Thirteen states have so-called “trigger-laws” on the books that were written to go into effect when the landmark decision was overturned.
After Friday’s ruling, some of these states did not waste time ensuring these bans were in place.
Clinics in states like Alabama, Kentucky, Missouri, Wisconsin and West Virginia stopped performing abortions after the decision came on Friday.
Reactions
United States President Joe Biden condemned the ruling as taking an “extreme and dangerous path.”
“It’s a sad day for the court and for the country,” Biden said at the White House on Friday. “The court has done what it has never done before: expressly take away a constitutional right that is so fundamental to so many Americans.”
Meanwhile, Missouri governor Mike Parsons said online Sunday that he’s reflecting on the “historic win in our fight for the unborn.”
“We want to thank all the legislators, elected officials, community leaders, and advocates — past and present — who never lost faith in our important mission: protecting life and fighting for the unborn,” he continued.
In Utah on Saturday, Planned Parenthood filed a lawsuit seeking to block the state’s abortion ban.
Utah was included in the number of states that imposed a “trigger law” as soon as the ruling came from the Supreme court.
Under the state’s law, health-care providers face arrest and criminal fines for providing abortion care to patients.

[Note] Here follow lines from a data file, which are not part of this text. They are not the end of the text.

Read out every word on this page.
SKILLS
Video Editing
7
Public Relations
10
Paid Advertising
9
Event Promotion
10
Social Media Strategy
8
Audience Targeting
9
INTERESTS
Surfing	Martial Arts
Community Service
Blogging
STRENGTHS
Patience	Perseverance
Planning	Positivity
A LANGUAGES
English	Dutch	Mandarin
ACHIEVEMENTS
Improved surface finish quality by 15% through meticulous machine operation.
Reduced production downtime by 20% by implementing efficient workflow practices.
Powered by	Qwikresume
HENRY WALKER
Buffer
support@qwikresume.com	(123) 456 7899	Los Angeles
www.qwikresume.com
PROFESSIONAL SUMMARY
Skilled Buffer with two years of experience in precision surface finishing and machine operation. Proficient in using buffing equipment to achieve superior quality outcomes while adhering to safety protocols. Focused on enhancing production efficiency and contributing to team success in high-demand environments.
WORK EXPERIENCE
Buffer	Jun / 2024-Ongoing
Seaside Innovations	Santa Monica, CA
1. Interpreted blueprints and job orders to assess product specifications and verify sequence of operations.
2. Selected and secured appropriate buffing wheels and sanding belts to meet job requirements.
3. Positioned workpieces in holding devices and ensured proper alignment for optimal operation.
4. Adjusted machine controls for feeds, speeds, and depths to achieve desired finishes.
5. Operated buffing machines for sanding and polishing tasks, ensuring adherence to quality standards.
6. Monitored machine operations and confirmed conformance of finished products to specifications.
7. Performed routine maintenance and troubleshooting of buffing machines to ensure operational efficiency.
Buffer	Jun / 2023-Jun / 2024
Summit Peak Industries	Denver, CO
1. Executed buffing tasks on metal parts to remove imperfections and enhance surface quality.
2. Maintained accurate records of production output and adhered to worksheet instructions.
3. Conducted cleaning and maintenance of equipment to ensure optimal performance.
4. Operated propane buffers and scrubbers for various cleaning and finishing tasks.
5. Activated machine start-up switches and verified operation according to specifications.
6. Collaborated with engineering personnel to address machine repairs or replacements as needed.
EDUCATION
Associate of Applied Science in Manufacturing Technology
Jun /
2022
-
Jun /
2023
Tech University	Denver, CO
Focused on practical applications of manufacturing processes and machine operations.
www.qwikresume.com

Despite the widespread ban, an Ipsos poll conducted last month for Reuters found that about 71 per cent of Americans — including majorities of Democrats and Republicans — said decisions about terminating a pregnancy should be left to a woman and her doctor, rather than regulated by the government.

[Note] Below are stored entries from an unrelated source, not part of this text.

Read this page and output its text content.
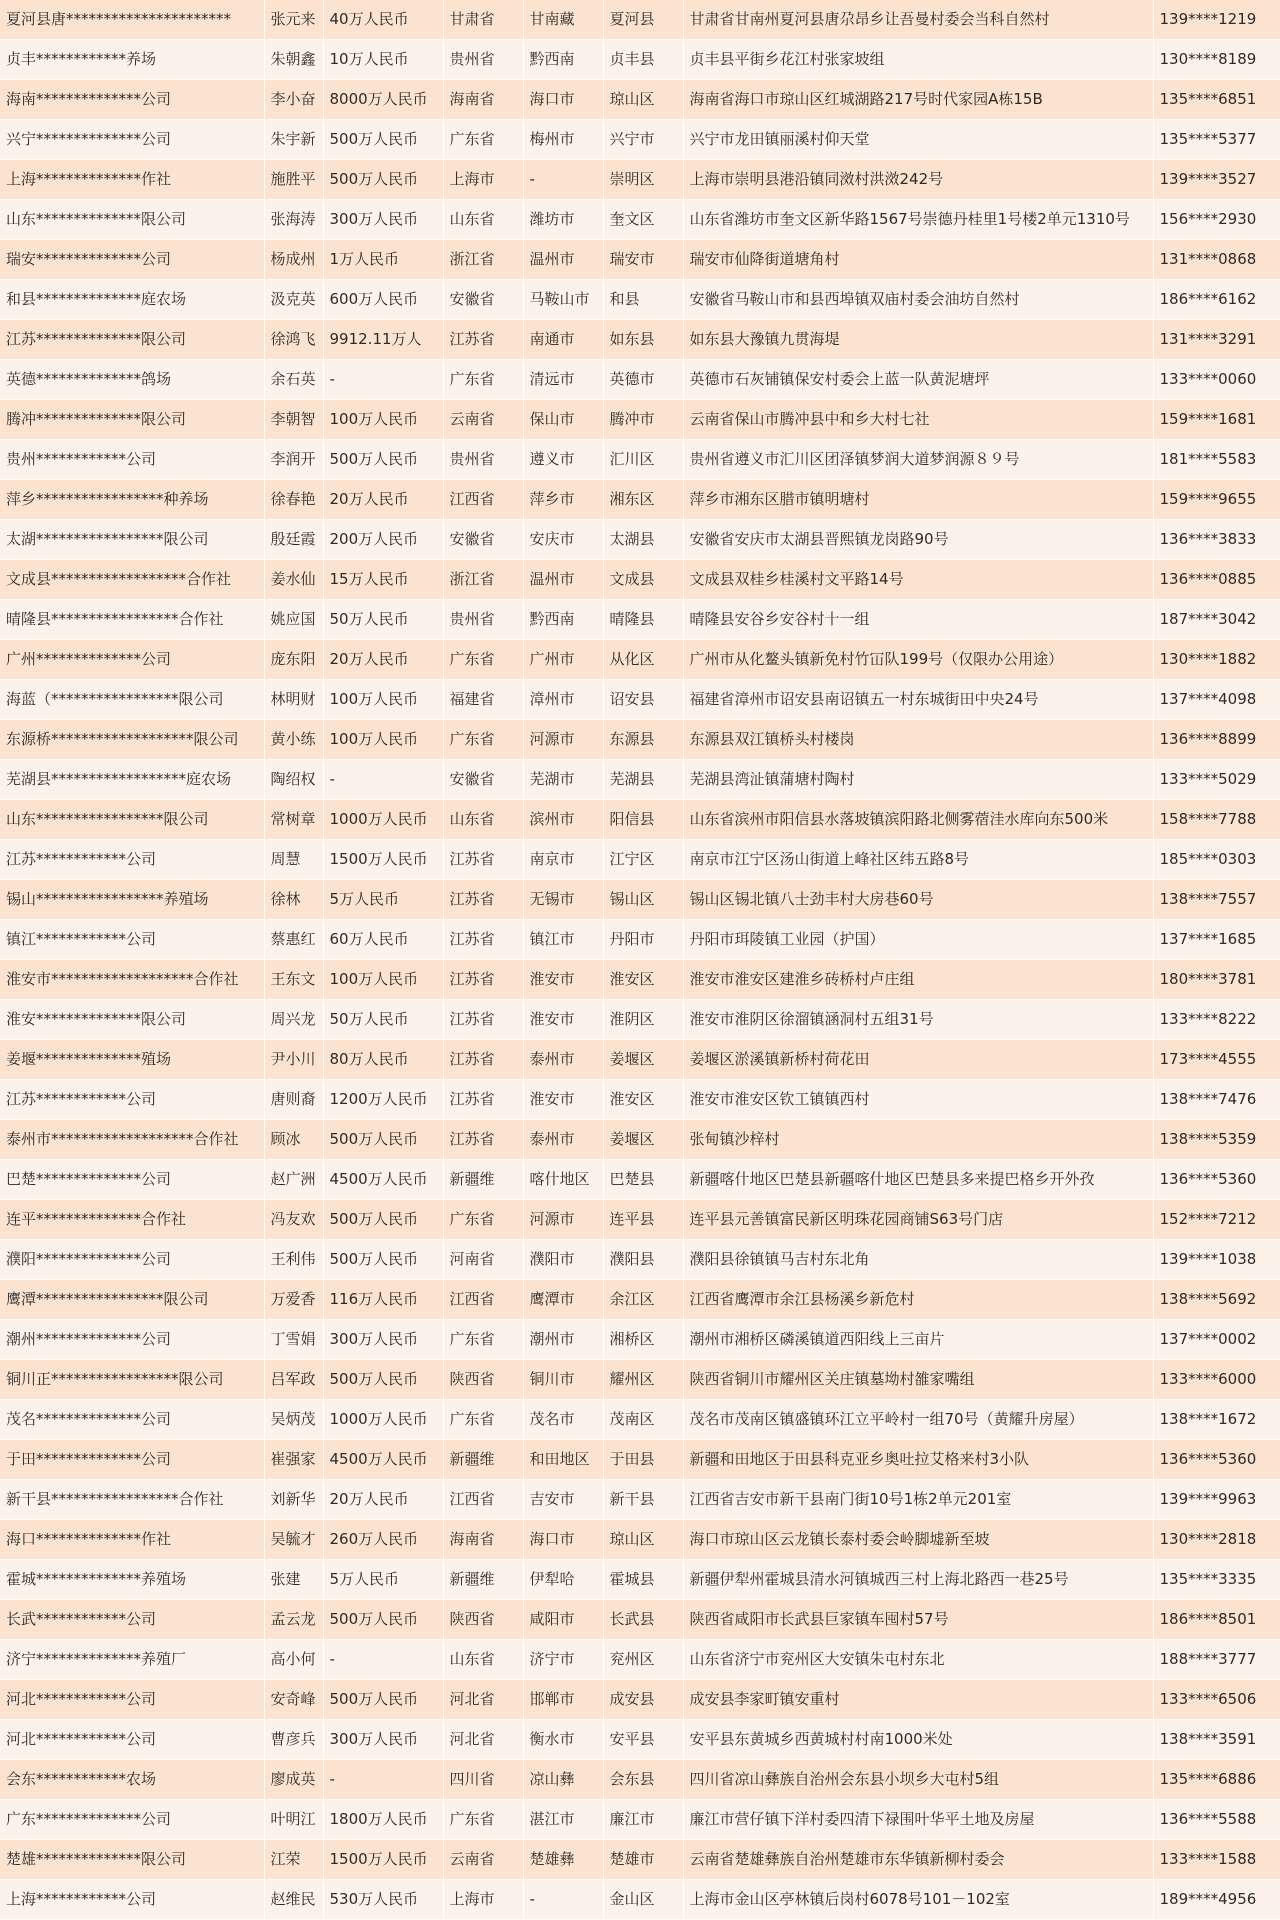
夏河县唐**********************	张元来	40万人民币	甘肃省	甘南藏	夏河县	甘肃省甘南州夏河县唐尕昂乡让吾曼村委会当科自然村	139****1219
贞丰************养场	朱朝鑫	10万人民币	贵州省	黔西南	贞丰县	贞丰县平街乡花江村张家坡组	130****8189
海南**************公司	李小奋	8000万人民币	海南省	海口市	琼山区	海南省海口市琼山区红城湖路217号时代家园A栋15B	135****6851
兴宁**************公司	朱宇新	500万人民币	广东省	梅州市	兴宁市	兴宁市龙田镇丽溪村仰天堂	135****5377
上海**************作社	施胜平	500万人民币	上海市	-	崇明区	上海市崇明县港沿镇同滧村洪滧242号	139****3527
山东**************限公司	张海涛	300万人民币	山东省	潍坊市	奎文区	山东省潍坊市奎文区新华路1567号崇德丹桂里1号楼2单元1310号	156****2930
瑞安**************公司	杨成州	1万人民币	浙江省	温州市	瑞安市	瑞安市仙降街道塘角村	131****0868
和县**************庭农场	汲克英	600万人民币	安徽省	马鞍山市	和县	安徽省马鞍山市和县西埠镇双庙村委会油坊自然村	186****6162
江苏**************限公司	徐鸿飞	9912.11万人	江苏省	南通市	如东县	如东县大豫镇九贯海堤	131****3291
英德**************鸽场	余石英	-	广东省	清远市	英德市	英德市石灰铺镇保安村委会上蓝一队黄泥塘坪	133****0060
腾冲**************限公司	李朝智	100万人民币	云南省	保山市	腾冲市	云南省保山市腾冲县中和乡大村七社	159****1681
贵州************公司	李润开	500万人民币	贵州省	遵义市	汇川区	贵州省遵义市汇川区团泽镇梦润大道梦润源８９号	181****5583
萍乡*****************种养场	徐春艳	20万人民币	江西省	萍乡市	湘东区	萍乡市湘东区腊市镇明塘村	159****9655
太湖*****************限公司	殷廷霞	200万人民币	安徽省	安庆市	太湖县	安徽省安庆市太湖县晋熙镇龙岗路90号	136****3833
文成县******************合作社	姜水仙	15万人民币	浙江省	温州市	文成县	文成县双桂乡桂溪村文平路14号	136****0885
晴隆县*****************合作社	姚应国	50万人民币	贵州省	黔西南	晴隆县	晴隆县安谷乡安谷村十一组	187****3042
广州**************公司	庞东阳	20万人民币	广东省	广州市	从化区	广州市从化鳌头镇新免村竹冚队199号（仅限办公用途）	130****1882
海蓝（*****************限公司	林明财	100万人民币	福建省	漳州市	诏安县	福建省漳州市诏安县南诏镇五一村东城街田中央24号	137****4098
东源桥*******************限公司	黄小练	100万人民币	广东省	河源市	东源县	东源县双江镇桥头村楼岗	136****8899
芜湖县******************庭农场	陶绍权	-	安徽省	芜湖市	芜湖县	芜湖县湾沚镇蒲塘村陶村	133****5029
山东*****************限公司	常树章	1000万人民币	山东省	滨州市	阳信县	山东省滨州市阳信县水落坡镇滨阳路北侧雾蓿洼水库向东500米	158****7788
江苏************公司	周慧	1500万人民币	江苏省	南京市	江宁区	南京市江宁区汤山街道上峰社区纬五路8号	185****0303
锡山*****************养殖场	徐林	5万人民币	江苏省	无锡市	锡山区	锡山区锡北镇八士劲丰村大房巷60号	138****7557
镇江************公司	蔡惠红	60万人民币	江苏省	镇江市	丹阳市	丹阳市珥陵镇工业园（护国）	137****1685
淮安市*******************合作社	王东文	100万人民币	江苏省	淮安市	淮安区	淮安市淮安区建淮乡砖桥村卢庄组	180****3781
淮安**************限公司	周兴龙	50万人民币	江苏省	淮安市	淮阴区	淮安市淮阴区徐溜镇涵洞村五组31号	133****8222
姜堰**************殖场	尹小川	80万人民币	江苏省	泰州市	姜堰区	姜堰区淤溪镇新桥村荷花田	173****4555
江苏************公司	唐则裔	1200万人民币	江苏省	淮安市	淮安区	淮安市淮安区钦工镇镇西村	138****7476
泰州市*******************合作社	顾冰	500万人民币	江苏省	泰州市	姜堰区	张甸镇沙梓村	138****5359
巴楚**************公司	赵广洲	4500万人民币	新疆维	喀什地区	巴楚县	新疆喀什地区巴楚县新疆喀什地区巴楚县多来提巴格乡开外孜	136****5360
连平**************合作社	冯友欢	500万人民币	广东省	河源市	连平县	连平县元善镇富民新区明珠花园商铺S63号门店	152****7212
濮阳**************公司	王利伟	500万人民币	河南省	濮阳市	濮阳县	濮阳县徐镇镇马吉村东北角	139****1038
鹰潭*****************限公司	万爱香	116万人民币	江西省	鹰潭市	余江区	江西省鹰潭市余江县杨溪乡新危村	138****5692
潮州**************公司	丁雪娟	300万人民币	广东省	潮州市	湘桥区	潮州市湘桥区磷溪镇道西阳线上三亩片	137****0002
铜川正*****************限公司	吕军政	500万人民币	陕西省	铜川市	耀州区	陕西省铜川市耀州区关庄镇墓坳村雒家嘴组	133****6000
茂名**************公司	吴炳茂	1000万人民币	广东省	茂名市	茂南区	茂名市茂南区镇盛镇环江立平岭村一组70号（黄耀升房屋）	138****1672
于田**************公司	崔强家	4500万人民币	新疆维	和田地区	于田县	新疆和田地区于田县科克亚乡奥吐拉艾格来村3小队	136****5360
新干县*****************合作社	刘新华	20万人民币	江西省	吉安市	新干县	江西省吉安市新干县南门街10号1栋2单元201室	139****9963
海口**************作社	吴毓才	260万人民币	海南省	海口市	琼山区	海口市琼山区云龙镇长泰村委会岭脚墟新至坡	130****2818
霍城**************养殖场	张建	5万人民币	新疆维	伊犁哈	霍城县	新疆伊犁州霍城县清水河镇城西三村上海北路西一巷25号	135****3335
长武************公司	孟云龙	500万人民币	陕西省	咸阳市	长武县	陕西省咸阳市长武县巨家镇车囤村57号	186****8501
济宁**************养殖厂	高小何	-	山东省	济宁市	兖州区	山东省济宁市兖州区大安镇朱屯村东北	188****3777
河北************公司	安奇峰	500万人民币	河北省	邯郸市	成安县	成安县李家町镇安重村	133****6506
河北************公司	曹彦兵	300万人民币	河北省	衡水市	安平县	安平县东黄城乡西黄城村村南1000米处	138****3591
会东************农场	廖成英	-	四川省	凉山彝	会东县	四川省凉山彝族自治州会东县小坝乡大屯村5组	135****6886
广东**************公司	叶明江	1800万人民币	广东省	湛江市	廉江市	廉江市营仔镇下洋村委四清下禄围叶华平土地及房屋	136****5588
楚雄**************限公司	江荣	1500万人民币	云南省	楚雄彝	楚雄市	云南省楚雄彝族自治州楚雄市东华镇新柳村委会	133****1588
上海************公司	赵维民	530万人民币	上海市	-	金山区	上海市金山区亭林镇后岗村6078号101－102室	189****4956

However, that support is not absolute: 26 per cent of respondents polled said abortion should be legal in all cases while 10 per cent said it should be illegal in all cases, with the majority supporting some limits.
In 2020, 930,000 abortions were obtained across the U.S., according to the statement. This was the first sustained increase in abortion in nearly three decades.
More than one in three of these abortion were obtained in states that are now certain or likely to ban abortion.
Black women are expected to be disproportionally impacted by the decision.
More Black women live in states that will ban abortion and those living in southern states – with the most restrictive laws – will bear the brunt. For example, Black people make up about 38 per cent of Mississippi’s population, according to recent Census data, compared to about 13 per cent of the U.S. population overall.
The Supreme court’s three liberal justices — Stephen Breyer, Sonia Sotomayor and Elena Kagan — issued a jointly authored dissent after the decision.
“Whatever the exact scope of the coming laws, one result of today’s decision is certain: the curtailment of women’s rights, and of their status as free and equal citizens,” they wrote.
As a result of Friday’s ruling, “from the very moment of fertilization, a woman has no rights to speak of. A state can force her to bring a pregnancy to term, even at the steepest personal and familial costs,” the liberal justices added.
Some companies in the U.S., including Starbucks, Netflix, Uber, Walt Disney Co, and Amazon.com, have started to introduce benefit policies for workers who may need access to abortion services in response to the landmark ruling being overturned.
Scotiabank, the third-largest bank in Canada, also said it will pay for travel costs for American employees in states that restrict abortion access.
According to a June 24 statement from the United Nations Population Fund (UNFPA), nearly half of all pregnancies in the world are unintended. More than 60 per cent of these unintended pregnancies end in abortion.
Of all abortions around the world, 45 per cent are unsafe, according to the UNFPA. This is the leading cause of maternal death.
“Almost all unsafe abortions currently occur in developing countries, and UNFPA fears that more unsafe abortions will occur around the world if access to abortion becomes more restricted,” they said in the statement. “Decisions reversing progress gained have a wider impact on the rights and choices of women and adolescents everywhere.”